Потом задрал голову: «Ух ты!.. Божественные символы на крыше тоже из чистого золота! И узор, и птицы… Так вот ты какой, храм Геракла…»
Рассудок галикарнасца отказывался верить в существование подобной невероятной роскоши.
– Эй! – Внезапно раздавшийся окрик на койнэ застал его врасплох. – Ты что хотел?
На верхней ступени лестницы остановился худой бритоголовый человек средних лет в украшеном блестками хитоне и с миртовым венком на голове. Длинные руки финикиянина плетями висели вдоль бедер. Белая ткань хитона складками спускалась с угловатых плеч.
«Жрец», – уверенно решил Геродот.
Гиеродул не осмелился бы так запросто обратиться к посетителю на священном участке. Кроме того, на незнакомце была ритуальная жреческая одежда, а не рабочая набедренная повязка невольника.
Галикарнасец дружелюбно помахал ему рукой. Потом подошел ближе.
– Инкубацию проводите? – спросил он, глядя вверх из-под ладони, чтобы защитить глаза от палящего солнца.
– Поднимайся, – односложно ответил жрец.
Геродот поставил правую ногу на первую ступень с тем, чтобы последний шаг на пятую ступень пришелся на эту же ногу. В Элладе такая уловка считалась хорошим знаком.
В пронаосе галикарнасец остановился.
Он вдруг подумал: «А вдруг сюда не всех пускают… Как, например, в Эрехтейон на Акрополе не пускают дорийцев… Или как дорийцы Пятиградия в Малой Азии не пускают в храм Аполлона Триопийского всех остальных дорийцев… Не вышло бы чего».
Но ту же переборол свою робость: если это так, то жрец должен был предупредить.
Перед входом в храм Геродот разулся. Чуть задержался, рассматривая сюжеты резных дверей из кедровой древесины. Такие же изображения он когда-то в юности видел на свитке в библиотеке Лигдамида, поэтому знал, что они означают рождение Геракла-Мелькарта и последующее основание им Тира.

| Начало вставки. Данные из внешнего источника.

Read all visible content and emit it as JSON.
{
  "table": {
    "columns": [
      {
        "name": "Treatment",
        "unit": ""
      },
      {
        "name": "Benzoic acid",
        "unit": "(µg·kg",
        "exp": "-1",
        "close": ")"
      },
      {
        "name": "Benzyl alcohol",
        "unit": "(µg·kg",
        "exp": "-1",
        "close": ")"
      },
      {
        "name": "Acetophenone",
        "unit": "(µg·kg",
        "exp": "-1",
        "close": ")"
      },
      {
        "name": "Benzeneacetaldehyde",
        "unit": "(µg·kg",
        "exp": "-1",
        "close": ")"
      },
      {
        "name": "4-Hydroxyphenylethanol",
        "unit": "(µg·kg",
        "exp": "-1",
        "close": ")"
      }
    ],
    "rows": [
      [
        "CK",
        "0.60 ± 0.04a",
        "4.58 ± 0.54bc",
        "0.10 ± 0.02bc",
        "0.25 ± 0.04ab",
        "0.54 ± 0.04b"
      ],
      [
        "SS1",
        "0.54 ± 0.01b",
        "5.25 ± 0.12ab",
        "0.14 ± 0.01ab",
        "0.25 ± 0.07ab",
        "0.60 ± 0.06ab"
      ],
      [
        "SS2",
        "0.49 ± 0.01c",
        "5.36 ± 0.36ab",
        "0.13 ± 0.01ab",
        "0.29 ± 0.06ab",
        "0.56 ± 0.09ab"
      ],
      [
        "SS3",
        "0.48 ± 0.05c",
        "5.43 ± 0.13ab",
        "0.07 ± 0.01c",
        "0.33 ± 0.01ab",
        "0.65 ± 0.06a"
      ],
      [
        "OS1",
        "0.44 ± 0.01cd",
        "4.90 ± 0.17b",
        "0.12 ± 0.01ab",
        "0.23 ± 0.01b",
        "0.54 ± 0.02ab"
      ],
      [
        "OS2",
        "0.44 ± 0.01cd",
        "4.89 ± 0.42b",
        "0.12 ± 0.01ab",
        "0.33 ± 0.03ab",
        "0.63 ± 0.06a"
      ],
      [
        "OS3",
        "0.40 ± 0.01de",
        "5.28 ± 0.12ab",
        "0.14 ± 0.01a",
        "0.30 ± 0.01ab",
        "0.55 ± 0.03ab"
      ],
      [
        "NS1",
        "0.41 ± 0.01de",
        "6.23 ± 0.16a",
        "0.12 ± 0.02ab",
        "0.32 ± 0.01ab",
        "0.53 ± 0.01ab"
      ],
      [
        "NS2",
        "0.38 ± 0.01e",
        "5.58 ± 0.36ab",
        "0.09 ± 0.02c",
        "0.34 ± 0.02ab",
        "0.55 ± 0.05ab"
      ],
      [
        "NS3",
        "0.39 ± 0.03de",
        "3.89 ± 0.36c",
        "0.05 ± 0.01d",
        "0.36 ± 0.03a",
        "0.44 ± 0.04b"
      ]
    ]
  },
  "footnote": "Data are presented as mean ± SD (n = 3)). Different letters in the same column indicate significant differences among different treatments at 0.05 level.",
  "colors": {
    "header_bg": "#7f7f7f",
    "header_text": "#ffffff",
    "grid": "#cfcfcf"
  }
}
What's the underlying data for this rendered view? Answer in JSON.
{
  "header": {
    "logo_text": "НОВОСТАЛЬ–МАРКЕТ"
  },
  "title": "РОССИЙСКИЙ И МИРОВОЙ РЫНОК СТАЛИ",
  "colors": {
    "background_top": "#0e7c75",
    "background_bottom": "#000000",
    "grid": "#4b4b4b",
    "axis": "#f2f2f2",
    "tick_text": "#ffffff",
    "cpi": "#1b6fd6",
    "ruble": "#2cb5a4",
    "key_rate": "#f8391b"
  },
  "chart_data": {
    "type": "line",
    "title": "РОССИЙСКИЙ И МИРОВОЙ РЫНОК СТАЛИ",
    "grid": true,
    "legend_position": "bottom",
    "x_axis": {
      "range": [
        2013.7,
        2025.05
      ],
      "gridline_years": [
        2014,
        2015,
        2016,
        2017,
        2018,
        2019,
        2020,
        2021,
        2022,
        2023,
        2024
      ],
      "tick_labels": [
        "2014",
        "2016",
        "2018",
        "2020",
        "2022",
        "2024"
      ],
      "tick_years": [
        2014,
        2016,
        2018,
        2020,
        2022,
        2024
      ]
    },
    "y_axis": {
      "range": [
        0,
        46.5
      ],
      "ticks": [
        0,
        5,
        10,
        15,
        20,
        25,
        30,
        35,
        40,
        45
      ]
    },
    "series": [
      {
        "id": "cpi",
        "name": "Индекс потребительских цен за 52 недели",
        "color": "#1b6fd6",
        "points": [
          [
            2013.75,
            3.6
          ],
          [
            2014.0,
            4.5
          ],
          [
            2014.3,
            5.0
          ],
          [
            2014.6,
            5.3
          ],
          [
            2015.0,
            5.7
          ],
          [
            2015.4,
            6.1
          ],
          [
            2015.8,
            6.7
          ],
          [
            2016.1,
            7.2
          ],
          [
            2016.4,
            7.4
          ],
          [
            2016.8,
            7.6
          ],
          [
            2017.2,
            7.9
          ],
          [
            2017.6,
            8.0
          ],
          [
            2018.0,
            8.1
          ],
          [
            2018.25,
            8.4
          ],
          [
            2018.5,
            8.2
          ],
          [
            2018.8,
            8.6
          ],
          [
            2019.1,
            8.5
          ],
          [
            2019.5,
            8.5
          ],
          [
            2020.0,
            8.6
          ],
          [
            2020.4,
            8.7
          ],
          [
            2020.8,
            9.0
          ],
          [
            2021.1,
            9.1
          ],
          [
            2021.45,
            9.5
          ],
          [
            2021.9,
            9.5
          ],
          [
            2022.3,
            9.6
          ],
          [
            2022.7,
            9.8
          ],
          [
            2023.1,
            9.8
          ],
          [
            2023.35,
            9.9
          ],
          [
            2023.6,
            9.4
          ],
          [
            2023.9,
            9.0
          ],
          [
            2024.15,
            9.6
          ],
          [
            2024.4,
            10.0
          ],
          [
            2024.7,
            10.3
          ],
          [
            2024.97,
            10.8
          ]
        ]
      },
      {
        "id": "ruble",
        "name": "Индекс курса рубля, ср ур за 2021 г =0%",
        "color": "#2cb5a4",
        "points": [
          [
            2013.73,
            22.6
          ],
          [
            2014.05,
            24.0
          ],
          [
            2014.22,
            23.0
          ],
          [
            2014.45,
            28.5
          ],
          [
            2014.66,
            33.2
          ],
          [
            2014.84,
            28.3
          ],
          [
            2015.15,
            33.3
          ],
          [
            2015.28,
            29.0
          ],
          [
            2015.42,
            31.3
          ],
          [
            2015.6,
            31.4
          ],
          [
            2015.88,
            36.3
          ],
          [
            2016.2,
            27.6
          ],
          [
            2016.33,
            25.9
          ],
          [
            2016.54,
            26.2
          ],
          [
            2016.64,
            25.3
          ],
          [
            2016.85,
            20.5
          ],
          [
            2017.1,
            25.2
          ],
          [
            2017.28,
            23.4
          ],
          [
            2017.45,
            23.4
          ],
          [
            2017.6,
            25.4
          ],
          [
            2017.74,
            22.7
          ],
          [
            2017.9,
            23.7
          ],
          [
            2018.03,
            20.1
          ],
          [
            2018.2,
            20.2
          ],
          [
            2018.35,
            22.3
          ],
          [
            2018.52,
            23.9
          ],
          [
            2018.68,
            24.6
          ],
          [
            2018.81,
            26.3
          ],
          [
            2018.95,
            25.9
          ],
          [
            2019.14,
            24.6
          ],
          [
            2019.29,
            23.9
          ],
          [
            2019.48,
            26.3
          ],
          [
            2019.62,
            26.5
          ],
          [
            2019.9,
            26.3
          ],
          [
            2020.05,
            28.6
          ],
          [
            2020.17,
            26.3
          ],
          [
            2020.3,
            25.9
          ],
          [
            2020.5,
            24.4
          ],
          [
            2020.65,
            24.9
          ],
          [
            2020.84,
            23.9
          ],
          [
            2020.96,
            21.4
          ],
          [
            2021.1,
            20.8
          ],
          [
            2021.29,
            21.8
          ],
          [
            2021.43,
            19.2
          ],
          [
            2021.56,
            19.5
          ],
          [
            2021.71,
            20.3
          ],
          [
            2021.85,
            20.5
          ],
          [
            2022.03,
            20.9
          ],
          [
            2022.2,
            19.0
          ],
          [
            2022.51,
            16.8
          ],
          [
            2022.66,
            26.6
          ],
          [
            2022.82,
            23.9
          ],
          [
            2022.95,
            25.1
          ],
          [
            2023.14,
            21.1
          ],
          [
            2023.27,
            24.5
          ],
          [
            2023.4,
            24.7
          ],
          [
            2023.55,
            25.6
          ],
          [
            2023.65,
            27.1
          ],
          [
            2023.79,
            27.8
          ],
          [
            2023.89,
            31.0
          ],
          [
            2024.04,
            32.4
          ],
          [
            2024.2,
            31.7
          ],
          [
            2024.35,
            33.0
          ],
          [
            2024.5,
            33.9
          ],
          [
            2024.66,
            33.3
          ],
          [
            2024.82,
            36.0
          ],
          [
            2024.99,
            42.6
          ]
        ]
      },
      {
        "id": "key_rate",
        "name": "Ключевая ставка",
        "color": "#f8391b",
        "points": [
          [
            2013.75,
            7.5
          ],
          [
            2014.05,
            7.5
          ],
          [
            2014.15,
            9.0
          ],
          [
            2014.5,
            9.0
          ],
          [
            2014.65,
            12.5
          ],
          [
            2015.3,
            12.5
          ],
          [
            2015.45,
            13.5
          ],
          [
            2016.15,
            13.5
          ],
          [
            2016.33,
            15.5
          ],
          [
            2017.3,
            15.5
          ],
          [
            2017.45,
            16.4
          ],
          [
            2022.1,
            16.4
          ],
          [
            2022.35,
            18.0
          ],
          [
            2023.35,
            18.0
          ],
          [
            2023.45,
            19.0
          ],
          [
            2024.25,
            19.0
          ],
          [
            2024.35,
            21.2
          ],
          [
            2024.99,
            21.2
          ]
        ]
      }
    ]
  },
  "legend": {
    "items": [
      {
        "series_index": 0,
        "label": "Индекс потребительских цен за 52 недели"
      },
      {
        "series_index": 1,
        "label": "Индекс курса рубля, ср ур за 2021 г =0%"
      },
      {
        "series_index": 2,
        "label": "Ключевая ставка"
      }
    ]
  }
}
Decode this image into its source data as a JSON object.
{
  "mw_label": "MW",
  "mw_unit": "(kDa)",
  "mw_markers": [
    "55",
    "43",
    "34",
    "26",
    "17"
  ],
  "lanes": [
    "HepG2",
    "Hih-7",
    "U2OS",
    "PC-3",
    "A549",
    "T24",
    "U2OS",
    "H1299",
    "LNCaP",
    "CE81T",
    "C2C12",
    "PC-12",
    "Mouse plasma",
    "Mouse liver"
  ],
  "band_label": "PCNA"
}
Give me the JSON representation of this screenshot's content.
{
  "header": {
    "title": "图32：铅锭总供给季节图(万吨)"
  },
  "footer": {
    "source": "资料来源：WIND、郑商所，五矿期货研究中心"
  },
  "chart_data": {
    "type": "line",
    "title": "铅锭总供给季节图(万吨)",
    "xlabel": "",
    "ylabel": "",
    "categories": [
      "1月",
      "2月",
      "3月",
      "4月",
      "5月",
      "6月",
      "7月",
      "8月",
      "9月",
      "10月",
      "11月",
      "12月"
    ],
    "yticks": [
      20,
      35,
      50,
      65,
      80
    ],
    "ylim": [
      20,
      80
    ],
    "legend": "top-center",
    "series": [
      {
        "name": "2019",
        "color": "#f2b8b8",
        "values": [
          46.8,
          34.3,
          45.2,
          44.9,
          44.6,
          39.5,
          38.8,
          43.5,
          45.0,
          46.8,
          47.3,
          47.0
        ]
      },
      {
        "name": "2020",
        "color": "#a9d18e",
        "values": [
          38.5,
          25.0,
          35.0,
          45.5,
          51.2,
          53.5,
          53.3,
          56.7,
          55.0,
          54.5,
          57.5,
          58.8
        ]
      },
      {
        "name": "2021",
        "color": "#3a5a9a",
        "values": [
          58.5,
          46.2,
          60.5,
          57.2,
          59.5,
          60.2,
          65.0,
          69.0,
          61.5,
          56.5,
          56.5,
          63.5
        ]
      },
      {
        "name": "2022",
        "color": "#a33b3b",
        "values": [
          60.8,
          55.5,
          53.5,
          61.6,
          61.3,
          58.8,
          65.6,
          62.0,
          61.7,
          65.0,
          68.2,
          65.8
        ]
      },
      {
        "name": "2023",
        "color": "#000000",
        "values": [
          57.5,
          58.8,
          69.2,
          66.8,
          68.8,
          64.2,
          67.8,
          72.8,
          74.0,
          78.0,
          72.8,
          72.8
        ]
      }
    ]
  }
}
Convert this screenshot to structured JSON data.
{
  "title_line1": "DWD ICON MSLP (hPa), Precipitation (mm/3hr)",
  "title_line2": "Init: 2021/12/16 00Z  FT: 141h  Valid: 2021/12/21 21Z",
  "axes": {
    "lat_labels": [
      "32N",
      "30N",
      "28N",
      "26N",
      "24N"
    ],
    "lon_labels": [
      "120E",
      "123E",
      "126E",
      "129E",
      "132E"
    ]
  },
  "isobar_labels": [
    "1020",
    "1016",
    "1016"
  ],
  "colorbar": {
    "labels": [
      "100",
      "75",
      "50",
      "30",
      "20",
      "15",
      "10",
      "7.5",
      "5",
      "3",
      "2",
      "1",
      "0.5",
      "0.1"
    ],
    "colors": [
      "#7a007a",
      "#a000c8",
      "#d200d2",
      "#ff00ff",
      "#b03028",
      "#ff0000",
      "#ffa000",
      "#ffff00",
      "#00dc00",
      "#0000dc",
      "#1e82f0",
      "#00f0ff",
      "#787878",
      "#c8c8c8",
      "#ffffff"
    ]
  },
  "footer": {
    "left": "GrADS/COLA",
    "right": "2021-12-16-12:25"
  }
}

На одной створке была изображена освободившаяся от бремени Астарта, возле ног которой лань выкармливала младенца Мелькарта. Сбоку к новорожденному богу подползала змея.
На другой створке еще одна змея кольцами обвила пылающий в языках пламени ствол оливы. Сидящий на верхушке священного дерева орел не спускал глаз с блуждающих Амбросийских скал – будущей опоры Тира.
Вслед за финикиянином Геродот перешагнул высокий порог, отделявший повседневний мир от мира божественного. При этом не удержался от того, чтобы потрогать нагретую солнцем поверхность изумрудной колонны.
Сразу же бросил быстрый взгляд на жреца – не заметил ли. А вдруг это святотатство? Потом пришла успокаивающая мысль: «Раз не огорожены, значит, можно… Скорее всего, простые адепты здесь вообще не ходят, а для жертвоприношений есть теменос…»
В пронаосе царил беспорядок. Геродот предположил, что гиеродулы отнесли сюда для временного хранения дары, собранные на священном участке после какого-то праздника.
А когда заметил среди даров глиняные фигурки обнимающихся мужчины и женщины, то обоснованно решил, что прошедший праздник посвящался свадьбе родителей Мелькарта – Демарусу и Астарте.
Чего здесь только не было: мягкие кошмы из пурпурной шерсти и тростниковые прикроватные циновки, вырезанные из слоновой кости фигурки… Корзины с овощами, фруктами, зерном… Завернутые в ветошь пироги… Домашнее печенье…
«Ясное дело, – рассуждал Геродот. – То, что портится на жаре, жрецы съедят за пару дней, а мясо, птицу и свежую рыбу гиеродулы уложили в мегаре под храмом на кусках льда… Так жрецы и в Дельфах поступают, потому что там Парнас рядом… А здесь Ливан».
Финикиянин остановился.
Повернувшись лицом к гостю, бросил:
– Дальше не пойдем… В наосе тебе не место.